What’s interesting about #1 is that this has actually happened. For
example, here’s a C source file.
float foo(float x, int y);
float
bar(int y)
{
return foo(0.0f, y);
}
And in another source file:
float
foo(int x, int y)
{
(void)x; // ignore x
return y * 2.0f;
}
The type of argument x
differs between the prototype and the
definition, which is undefined behavior. However, since this argument
is ignored, this code will still work correctly on many different
real-world computers, particularly where float
and int
arguments
are passed the same way (i.e. on the stack).
However, in 2003 the x86-64 CPU arrived with its new System V ABI.
Floating point and integer arguments were now passed differently, and
the types of preceding arguments mattered when deciding which register
to use. Some constructs that worked fine, by chance, prior to 2003 would
soon stop working due to what may have seemed like an adversarial
implementation years before.
Python example
Let’s look at some Python. This snippet opens a file a million times
without closing any handles.
for i in range(1, 1000000):
f = open("/dev/null", "r")
Assuming you have a /dev/null
, this code will work fine without
throwing any exceptions on CPython, the most widely used Python
implementation. CPython uses a deterministic reference counting scheme,
and the handle is automatically closed as soon as its variable falls out
of scope. It’s like having an invisible f.close()
at the end of the
block.
However, this code is incorrect. The deterministic handle closing an
implementation behavior, not part of the specification. The
operating system limits the number of files a process can have open at
once, and there’s a risk that this resource will run out even though
none of those handles are reachable. Imagine an adversarial Python
implementation trying to break this code. It could sufficiently delay
garbage collection, or even have infinite memory, omitting
garbage collection altogether.
Like before, such an implementation eventually did come about: PyPy, a
Python implementation written in Python with a JIT compiler. It uses (by
default) something closer to mark-and-sweep, not reference counting, and
those handles are left open until the next collection.

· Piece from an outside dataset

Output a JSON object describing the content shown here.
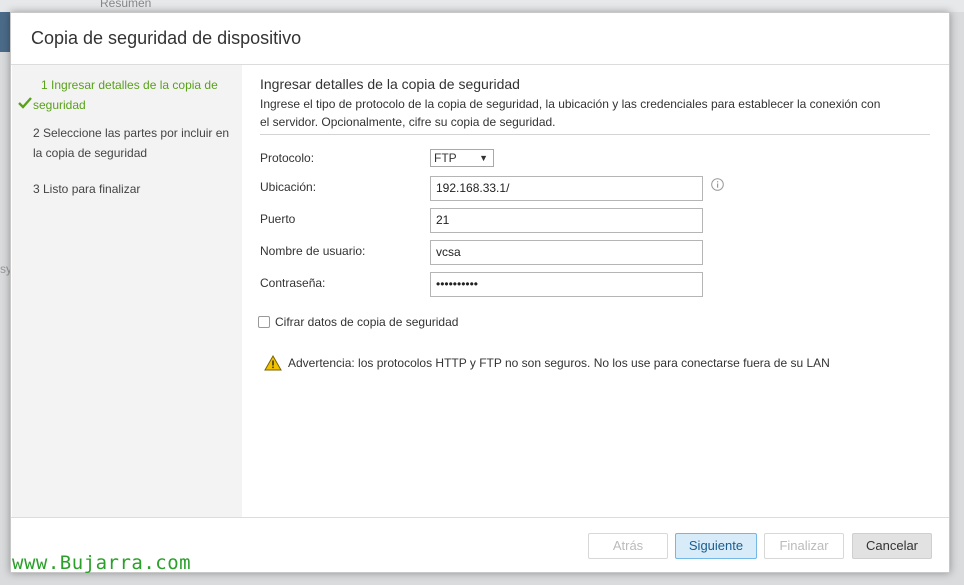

>>>> for i in range(1, 1000000):
.... f = open("/dev/null", "r")
....
Traceback (most recent call last):
File "<stdin>", line 2, in <module>
IOError: [Errno 24] Too many open files: '/dev/null'
This fits right in with a broader method of self-improvement:
Occasionally put yourself in the implementor’s shoes. Think about what
it would take to correctly implement the code that you write, either
as a language or the APIs that you call. On reflection, you may find
that some of those things that seem cheap may not be. Your
assumptions may be reasonable, but not guaranteed. (Though it may be
that “reasonable” is perfectly sufficient for your situation.)
An adversarial implementation is one that challenges an assumption
you’ve taken for granted by turning it on its head.